Asian markets jumped overnight and European exchanges are expected to open strongly after pro-bailout party New Democracy scraped a narrow win at the Greek election.
The election, seen by many as a vote on the euro, was narrowly won by New Democracy, led by Antonis Samaras. He will now be given the opportunity to try to form a coalition government.
Samaras said "the Greek people voted today to stay on the European course and remain in the eurozone".
"There will be no more adventures. Greece's place in Europe will not be put in doubt," he added, promising Athens would "honour its obligations".
The anti-bailout Syriza party, which came a close second, said it would lead the opposition.
With more than 99% of votes counted, interior ministry results put New Democracy on 29.7% of the vote (129 seats), Syriza on 26.9% (71) and the socialist Pasok on 12.3% (33).
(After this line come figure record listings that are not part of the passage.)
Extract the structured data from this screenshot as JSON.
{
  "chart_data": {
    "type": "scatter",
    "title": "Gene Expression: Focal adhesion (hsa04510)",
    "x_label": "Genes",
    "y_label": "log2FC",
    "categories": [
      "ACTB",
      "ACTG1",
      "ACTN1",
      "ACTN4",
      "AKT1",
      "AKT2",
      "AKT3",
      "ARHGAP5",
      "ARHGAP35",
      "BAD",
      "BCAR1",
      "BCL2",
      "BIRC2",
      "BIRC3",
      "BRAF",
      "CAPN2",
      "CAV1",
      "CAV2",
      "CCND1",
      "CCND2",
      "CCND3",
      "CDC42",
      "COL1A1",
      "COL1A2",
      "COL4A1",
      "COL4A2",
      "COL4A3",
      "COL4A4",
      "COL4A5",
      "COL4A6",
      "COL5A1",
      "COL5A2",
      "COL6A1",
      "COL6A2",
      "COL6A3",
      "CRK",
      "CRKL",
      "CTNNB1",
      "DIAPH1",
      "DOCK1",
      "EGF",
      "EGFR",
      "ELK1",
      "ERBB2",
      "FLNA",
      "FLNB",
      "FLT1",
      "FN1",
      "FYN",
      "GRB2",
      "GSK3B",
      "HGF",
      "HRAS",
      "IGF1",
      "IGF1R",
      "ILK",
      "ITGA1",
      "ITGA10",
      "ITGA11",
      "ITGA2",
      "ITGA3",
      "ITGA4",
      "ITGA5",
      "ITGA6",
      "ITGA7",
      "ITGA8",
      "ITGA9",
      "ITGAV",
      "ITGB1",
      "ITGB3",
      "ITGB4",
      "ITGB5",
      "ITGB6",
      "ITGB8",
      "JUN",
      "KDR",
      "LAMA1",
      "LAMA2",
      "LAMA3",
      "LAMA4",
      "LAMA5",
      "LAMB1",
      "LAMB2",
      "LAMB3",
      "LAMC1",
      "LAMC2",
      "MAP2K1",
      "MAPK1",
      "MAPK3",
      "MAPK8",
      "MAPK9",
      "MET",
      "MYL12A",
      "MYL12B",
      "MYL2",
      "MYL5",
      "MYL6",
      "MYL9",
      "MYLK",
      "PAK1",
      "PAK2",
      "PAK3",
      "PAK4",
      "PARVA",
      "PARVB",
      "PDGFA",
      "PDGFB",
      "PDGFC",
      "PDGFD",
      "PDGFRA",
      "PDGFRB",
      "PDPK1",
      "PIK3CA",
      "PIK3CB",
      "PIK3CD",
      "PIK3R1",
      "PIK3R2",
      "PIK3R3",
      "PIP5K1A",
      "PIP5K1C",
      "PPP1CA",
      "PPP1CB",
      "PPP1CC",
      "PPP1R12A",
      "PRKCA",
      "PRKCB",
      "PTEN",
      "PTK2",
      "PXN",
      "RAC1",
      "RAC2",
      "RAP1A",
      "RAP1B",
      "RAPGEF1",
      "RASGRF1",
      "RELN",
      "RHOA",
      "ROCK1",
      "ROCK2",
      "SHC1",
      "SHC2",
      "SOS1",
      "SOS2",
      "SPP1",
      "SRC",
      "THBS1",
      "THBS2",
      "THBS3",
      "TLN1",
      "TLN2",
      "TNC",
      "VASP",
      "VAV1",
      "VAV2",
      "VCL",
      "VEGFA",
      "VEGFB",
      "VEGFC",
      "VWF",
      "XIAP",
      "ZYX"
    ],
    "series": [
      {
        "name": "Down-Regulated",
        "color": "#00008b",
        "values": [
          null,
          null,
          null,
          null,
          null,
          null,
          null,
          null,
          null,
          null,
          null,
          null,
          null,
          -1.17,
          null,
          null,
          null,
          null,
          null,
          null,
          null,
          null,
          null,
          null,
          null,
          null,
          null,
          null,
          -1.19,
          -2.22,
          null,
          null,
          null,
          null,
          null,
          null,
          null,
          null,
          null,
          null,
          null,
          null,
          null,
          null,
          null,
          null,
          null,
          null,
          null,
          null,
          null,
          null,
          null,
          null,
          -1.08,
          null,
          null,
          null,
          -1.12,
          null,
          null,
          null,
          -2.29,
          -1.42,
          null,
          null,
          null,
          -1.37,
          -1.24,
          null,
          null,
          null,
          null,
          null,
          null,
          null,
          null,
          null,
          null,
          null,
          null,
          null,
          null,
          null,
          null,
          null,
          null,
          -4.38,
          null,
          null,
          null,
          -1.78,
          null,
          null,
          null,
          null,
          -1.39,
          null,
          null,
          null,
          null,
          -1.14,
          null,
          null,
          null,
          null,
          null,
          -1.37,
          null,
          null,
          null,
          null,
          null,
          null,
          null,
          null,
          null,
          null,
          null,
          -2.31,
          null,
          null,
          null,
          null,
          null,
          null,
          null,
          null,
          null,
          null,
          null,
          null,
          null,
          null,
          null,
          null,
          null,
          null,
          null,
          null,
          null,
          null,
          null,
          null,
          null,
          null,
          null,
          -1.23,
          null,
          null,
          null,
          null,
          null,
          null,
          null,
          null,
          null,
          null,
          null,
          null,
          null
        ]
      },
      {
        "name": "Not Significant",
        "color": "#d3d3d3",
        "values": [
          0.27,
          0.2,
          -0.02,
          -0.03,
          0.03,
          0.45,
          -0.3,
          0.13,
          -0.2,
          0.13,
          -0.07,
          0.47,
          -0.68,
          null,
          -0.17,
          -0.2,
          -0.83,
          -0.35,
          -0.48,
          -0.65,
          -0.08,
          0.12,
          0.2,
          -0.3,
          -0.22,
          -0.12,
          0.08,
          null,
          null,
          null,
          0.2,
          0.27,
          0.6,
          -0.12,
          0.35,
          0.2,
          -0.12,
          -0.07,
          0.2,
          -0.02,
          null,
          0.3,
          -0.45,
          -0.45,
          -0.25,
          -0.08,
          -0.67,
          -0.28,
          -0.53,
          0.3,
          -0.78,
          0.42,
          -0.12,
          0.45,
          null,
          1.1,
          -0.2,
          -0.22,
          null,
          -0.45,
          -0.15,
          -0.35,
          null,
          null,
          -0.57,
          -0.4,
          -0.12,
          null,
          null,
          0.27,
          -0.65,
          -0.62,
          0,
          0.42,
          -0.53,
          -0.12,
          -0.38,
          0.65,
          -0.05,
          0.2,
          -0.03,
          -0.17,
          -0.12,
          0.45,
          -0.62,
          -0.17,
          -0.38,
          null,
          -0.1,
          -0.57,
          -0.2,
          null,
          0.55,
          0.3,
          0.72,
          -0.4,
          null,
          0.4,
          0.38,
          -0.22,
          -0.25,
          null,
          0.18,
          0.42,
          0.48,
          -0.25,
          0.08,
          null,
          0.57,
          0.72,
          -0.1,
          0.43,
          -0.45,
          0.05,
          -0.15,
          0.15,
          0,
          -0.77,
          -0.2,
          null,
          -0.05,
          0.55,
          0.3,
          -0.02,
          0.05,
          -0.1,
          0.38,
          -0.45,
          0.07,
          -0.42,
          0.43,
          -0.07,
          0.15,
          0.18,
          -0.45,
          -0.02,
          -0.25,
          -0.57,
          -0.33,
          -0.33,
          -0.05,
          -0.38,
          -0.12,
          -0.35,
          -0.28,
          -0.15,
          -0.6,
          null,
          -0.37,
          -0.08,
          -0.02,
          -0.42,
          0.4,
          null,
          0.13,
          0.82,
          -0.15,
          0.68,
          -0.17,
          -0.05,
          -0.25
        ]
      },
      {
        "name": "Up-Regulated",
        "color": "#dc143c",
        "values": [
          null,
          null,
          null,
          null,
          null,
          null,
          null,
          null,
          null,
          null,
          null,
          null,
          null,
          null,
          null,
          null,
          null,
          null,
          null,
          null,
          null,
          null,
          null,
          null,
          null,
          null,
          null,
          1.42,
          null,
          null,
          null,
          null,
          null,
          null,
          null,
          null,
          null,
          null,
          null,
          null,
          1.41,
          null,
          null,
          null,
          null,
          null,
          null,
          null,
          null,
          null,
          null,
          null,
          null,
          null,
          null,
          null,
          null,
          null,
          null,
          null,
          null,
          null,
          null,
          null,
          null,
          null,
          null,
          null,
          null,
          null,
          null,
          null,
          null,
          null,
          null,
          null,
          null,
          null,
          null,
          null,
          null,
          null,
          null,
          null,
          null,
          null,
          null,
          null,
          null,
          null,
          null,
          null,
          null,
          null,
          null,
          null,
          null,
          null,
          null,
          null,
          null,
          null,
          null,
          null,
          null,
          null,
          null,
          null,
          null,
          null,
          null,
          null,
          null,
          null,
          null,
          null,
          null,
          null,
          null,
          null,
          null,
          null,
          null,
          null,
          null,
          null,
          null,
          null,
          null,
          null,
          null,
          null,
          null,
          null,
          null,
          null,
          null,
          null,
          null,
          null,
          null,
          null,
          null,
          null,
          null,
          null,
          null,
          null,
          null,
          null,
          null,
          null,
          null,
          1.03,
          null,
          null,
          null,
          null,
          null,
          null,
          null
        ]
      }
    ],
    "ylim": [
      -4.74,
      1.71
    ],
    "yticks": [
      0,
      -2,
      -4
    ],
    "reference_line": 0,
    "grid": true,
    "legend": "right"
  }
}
New Democracy will try to build a majority coalition with the socialist Pasok, and will benefit from a rule which gives the leading party 50 extra seats in the 300-seat chamber. However, after an inconclusive election six weeks ago, the main parties failed to form a coalition government.
The eurozone crisis will also dominate the G20 Summit of world leaders which starts today in Mexico. They are set to boost the $430bn (£273.6bn) fund being used as a firewall to support struggling eurozone economies.
World markets staged a relief rally on news of the Greek election result. Japan's Nikkei 225 gained 1.7% while South Korea's Kospi Index rose 1.6% and the Hang Seng was up 1%.
However, the Sensex dropped 0.7% after India unexpectedly left interest rates unchanged at 8%, despite inflation concerns.
The euro also rose to its strongest in almost a month to reach $1.2748 before trading at $1.2710 as of 6:44am in London. It sank to $1.2288 on 1 June, the weakest level since July 2010.